Ideas never die. If they become unpopular, people forget about them, but then they bounce back when a new generation rediscovers them. And whatever made the ideas unpopular the first time around happens again and the cycle repeats itself.
Collective bargaining in the U.S. is currently on the upswing of that cycle. After decades of unions often being regarded as something in musty history books and nostalgic Bruce Springsteen songs, there are signs that it has caught on with a lot of workers, especially young progressive ones. A recent Gallup poll found that unions had 71 percent approval, the highest since 1965. To young workers, organizing is a fresh, new idea.

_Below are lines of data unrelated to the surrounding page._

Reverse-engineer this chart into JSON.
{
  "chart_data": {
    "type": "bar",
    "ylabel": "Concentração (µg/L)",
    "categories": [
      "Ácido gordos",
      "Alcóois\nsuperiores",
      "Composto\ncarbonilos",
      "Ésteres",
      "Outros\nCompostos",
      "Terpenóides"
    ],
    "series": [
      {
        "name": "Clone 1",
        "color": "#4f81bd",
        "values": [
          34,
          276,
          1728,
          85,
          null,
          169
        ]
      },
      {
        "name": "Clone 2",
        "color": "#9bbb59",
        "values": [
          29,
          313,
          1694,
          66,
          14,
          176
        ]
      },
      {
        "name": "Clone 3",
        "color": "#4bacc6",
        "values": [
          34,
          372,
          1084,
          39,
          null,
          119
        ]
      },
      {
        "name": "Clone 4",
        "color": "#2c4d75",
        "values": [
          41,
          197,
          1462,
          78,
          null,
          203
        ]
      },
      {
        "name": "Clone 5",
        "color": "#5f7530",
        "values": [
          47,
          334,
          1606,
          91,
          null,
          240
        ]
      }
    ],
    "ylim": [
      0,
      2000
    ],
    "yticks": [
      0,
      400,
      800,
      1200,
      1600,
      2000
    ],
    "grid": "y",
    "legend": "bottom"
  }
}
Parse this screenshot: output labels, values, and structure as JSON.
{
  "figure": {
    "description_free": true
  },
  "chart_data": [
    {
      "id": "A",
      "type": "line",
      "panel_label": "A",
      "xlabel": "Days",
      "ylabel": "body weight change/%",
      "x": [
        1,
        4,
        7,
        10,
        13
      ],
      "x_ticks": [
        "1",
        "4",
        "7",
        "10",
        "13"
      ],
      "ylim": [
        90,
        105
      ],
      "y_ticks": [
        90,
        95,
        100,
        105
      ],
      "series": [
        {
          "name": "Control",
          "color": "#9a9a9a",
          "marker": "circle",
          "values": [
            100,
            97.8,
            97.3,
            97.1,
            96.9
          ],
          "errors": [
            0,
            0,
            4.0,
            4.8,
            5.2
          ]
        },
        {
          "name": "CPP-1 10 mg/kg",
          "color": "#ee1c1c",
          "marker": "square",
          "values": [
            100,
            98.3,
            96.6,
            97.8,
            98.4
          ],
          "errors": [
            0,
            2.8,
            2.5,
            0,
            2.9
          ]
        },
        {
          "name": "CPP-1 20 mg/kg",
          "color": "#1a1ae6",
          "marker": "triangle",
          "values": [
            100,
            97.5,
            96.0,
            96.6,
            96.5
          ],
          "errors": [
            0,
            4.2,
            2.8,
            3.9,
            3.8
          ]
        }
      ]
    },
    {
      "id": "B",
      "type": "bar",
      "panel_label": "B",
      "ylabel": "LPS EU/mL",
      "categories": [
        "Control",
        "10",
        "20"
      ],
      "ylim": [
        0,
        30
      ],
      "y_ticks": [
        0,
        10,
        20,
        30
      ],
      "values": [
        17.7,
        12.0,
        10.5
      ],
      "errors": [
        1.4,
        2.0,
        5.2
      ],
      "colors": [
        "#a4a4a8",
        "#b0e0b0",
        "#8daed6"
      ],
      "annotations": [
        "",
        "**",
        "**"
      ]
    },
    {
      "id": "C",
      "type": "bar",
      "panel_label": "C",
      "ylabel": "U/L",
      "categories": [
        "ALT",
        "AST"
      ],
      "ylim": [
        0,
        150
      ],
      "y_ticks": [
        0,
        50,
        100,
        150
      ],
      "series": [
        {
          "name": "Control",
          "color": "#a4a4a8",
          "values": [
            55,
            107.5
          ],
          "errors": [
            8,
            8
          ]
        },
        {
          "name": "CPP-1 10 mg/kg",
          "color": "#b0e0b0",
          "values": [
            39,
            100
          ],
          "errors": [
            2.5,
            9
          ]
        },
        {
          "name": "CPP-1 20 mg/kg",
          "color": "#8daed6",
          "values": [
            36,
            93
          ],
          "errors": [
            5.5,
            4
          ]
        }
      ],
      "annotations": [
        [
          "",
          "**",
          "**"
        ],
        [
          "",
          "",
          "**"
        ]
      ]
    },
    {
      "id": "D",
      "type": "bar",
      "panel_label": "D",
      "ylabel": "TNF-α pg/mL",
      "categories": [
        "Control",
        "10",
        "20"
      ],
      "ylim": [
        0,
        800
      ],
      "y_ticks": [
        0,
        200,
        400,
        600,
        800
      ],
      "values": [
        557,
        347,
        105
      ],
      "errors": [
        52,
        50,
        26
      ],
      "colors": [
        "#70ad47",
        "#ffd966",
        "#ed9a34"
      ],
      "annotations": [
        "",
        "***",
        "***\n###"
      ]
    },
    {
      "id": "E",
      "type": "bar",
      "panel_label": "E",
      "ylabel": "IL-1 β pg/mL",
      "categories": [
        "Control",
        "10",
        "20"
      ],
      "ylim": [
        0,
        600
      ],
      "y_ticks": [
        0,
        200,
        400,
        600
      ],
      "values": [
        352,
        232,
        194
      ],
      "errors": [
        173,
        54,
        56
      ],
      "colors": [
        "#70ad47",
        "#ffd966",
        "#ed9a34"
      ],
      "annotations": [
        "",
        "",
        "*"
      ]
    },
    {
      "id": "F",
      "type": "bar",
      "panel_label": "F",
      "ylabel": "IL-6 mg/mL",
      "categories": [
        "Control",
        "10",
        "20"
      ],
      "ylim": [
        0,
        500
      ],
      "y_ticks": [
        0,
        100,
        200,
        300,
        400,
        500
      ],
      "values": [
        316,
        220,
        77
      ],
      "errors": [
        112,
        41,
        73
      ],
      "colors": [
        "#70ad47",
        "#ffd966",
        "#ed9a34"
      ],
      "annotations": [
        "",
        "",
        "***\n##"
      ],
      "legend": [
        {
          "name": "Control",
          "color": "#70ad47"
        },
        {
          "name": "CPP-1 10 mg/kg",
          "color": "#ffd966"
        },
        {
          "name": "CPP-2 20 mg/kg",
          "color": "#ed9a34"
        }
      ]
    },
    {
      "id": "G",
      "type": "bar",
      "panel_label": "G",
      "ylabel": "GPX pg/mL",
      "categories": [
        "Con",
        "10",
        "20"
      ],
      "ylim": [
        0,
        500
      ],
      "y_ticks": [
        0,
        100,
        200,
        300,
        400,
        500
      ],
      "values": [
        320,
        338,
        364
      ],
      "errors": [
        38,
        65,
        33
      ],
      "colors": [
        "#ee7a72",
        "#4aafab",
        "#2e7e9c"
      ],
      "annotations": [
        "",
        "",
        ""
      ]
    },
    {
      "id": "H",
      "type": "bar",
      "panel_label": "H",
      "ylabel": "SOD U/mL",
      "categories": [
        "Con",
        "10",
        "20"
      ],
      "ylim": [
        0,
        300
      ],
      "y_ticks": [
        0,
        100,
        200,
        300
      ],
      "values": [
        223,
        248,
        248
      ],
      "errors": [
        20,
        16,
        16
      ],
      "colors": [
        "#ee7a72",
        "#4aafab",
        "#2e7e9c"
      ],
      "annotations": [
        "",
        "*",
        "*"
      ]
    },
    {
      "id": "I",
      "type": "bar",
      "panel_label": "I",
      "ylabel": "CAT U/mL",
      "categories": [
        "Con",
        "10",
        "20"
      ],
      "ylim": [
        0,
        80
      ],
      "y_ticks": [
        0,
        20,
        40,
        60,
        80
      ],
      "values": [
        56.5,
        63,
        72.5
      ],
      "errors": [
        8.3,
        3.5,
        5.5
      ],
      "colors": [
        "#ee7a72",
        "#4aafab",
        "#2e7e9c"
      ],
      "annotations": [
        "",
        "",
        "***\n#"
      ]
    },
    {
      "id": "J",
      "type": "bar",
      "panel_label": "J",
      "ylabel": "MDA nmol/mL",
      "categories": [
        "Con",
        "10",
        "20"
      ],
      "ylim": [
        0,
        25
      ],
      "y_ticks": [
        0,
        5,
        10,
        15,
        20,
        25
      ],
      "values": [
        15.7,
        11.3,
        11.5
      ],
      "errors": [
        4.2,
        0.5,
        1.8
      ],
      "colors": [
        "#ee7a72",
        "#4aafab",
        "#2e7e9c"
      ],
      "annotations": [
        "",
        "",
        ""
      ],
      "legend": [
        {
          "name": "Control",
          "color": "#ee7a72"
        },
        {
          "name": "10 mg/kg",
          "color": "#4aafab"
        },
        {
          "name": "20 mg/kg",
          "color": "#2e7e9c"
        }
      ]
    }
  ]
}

They haven’t yet learned of the tradeoffs—yet.
The most high-profile recent union victories have been at Starbucks, where more than 200 cafes have organized. A bid to organize Amazon has proven more fitful, but unions have managed some wins. Congressional staffers have begun to organize for the first time ever. Workers in the video game industry have organized too. College athletes are pushing to organize, and the National Labor Relations Board has argued they are in fact employees.
None of these sectors have traditionally been organized. Their workers only know unions from the idealized version presented by labor leaders and progressive pundits.
It is workers’ right to organize if they so choose, of course. Forming a union does give them leverage against their employers, and for many workers that may seal the deal; but that comes at the expense of workers’ autonomy. The organized worker has, in theory, agreed to make certain sacrifices in personal choice in order to empower the union in its dealings with management. Some individual workers may not have agreed to those sacrifices, though. They might have been outvoted. Sometimes they don’t even know that what the union is doing on their behalf. Even when workers back their union, ensuring that the union stays on mission is an ongoing challenge.